E s'ebbi cara la cena, assai piú care mi riescirono le grazie che se ne resero al cielo.
LXVIII
LE GRAZIE
Però che il vecchio picchiò del manico del suo coltello sul desco, e fu a tutti segnale che s'allestissero al ballo.
E le fanciulle e le donne corsero in fretta alle prossime camere a rannodarsi le trecce; e i giovinotti presso la porta a ripulirsi il viso nella fontana, ed a sbrogliarsi de' loro sabots(133); né vi fu chi in tre minuti non si trovasse già bello e lesto sull'aiuola dinanzi alla casa. Il padre di famiglia e la sua donna uscirono ultimi; e mi posero a sedere in mezzo a lor due, sopra un sofà d'erba accanto alla porta.
Fu già, cinquant'anni addietro, il buon vecchio un competente suonatore di viola, ma per allora suonava sufficientemente quanto al bisogno: la sua vecchierella gli faceva tenore canterellando, poi faceva pausa, poi ripigliava la sua canzonetta; e i loro figliuoli e nipoti ballavano tutti quanti davanti ad essi, a quel suono.

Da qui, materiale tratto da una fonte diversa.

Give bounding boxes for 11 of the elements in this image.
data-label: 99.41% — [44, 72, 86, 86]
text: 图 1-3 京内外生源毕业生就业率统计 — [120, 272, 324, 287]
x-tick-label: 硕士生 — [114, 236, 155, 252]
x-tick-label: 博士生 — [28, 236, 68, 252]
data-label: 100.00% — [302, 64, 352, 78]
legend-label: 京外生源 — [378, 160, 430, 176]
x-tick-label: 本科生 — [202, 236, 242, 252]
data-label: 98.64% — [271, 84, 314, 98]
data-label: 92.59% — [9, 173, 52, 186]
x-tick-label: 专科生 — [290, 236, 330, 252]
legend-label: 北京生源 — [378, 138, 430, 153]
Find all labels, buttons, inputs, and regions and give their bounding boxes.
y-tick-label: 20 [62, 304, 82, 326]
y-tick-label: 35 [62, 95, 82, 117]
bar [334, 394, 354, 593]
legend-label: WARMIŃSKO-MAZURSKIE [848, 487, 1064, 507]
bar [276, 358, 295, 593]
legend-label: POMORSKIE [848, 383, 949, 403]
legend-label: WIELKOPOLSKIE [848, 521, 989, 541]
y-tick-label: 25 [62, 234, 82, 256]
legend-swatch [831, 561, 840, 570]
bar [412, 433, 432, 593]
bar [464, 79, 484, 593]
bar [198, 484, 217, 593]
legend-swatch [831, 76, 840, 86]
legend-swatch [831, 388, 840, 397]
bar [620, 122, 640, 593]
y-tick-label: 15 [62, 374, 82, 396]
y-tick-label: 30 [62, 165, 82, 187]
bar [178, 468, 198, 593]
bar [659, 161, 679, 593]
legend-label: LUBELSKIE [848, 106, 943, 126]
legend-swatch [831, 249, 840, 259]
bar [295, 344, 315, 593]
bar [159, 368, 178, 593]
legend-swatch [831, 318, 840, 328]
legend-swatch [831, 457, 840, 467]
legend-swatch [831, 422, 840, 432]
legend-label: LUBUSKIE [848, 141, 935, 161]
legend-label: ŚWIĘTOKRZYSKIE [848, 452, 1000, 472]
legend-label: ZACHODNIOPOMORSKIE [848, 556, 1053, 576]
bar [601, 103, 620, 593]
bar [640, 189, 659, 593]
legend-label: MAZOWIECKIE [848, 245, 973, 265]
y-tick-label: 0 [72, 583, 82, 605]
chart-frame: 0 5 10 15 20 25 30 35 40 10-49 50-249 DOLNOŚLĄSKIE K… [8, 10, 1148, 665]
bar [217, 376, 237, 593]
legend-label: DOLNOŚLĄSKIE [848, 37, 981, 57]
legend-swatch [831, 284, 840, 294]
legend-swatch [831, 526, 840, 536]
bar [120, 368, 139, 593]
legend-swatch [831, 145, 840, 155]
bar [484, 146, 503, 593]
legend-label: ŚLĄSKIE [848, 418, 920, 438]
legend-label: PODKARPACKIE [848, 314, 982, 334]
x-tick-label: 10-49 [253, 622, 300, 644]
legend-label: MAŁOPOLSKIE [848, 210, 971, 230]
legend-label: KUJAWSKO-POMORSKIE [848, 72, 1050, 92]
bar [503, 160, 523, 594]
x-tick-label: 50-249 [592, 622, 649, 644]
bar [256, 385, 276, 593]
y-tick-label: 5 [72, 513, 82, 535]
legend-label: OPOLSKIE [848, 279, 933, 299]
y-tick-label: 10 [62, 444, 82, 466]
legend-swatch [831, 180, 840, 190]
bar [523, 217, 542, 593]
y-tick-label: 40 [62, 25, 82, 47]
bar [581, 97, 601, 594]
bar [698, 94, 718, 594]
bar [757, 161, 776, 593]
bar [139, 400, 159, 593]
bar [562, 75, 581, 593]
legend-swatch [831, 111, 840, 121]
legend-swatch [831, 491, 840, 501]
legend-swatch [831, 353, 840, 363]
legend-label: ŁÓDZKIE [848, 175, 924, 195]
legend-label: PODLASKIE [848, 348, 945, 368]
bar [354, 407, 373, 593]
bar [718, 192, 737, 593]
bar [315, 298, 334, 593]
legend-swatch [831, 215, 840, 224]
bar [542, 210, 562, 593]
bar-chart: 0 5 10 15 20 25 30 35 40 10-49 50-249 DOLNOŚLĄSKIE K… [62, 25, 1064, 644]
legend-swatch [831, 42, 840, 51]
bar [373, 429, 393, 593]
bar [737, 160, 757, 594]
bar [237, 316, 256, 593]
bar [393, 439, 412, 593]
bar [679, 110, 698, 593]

Se non che, a mezzo il secondo ballo, nella breve pausa che vi frapposero, gli occhi di tutti s'alzarono; ed immaginai di scorgere ne' loro sembianti certa elevazione di spirito, che non ha che fare con l'esultanza che precede e succede all'innocente tripudio. Parvemi insomma che la religione s'accompagnasse alla danza: ma perch'io, non l'aveva mai veduta in tal compagnia(134), l'avrei per certo creduta una delle tante illusioni della mia fantasia che mi divaga come a lei pare e piace ogni sempre, se il vecchio sul finir della danza non mi diceva ch'egli per consuetudine antica, e per regola impreteribile, aveva in tutte le sere della sua vita chiamata dopo cena la sua famiglia a ricrearsi a ballare; perch'io, diceva egli, son certo che un cuore ilare e pago è il ringraziamento migliore che un campagnuolo idiota possa rendere al cielo.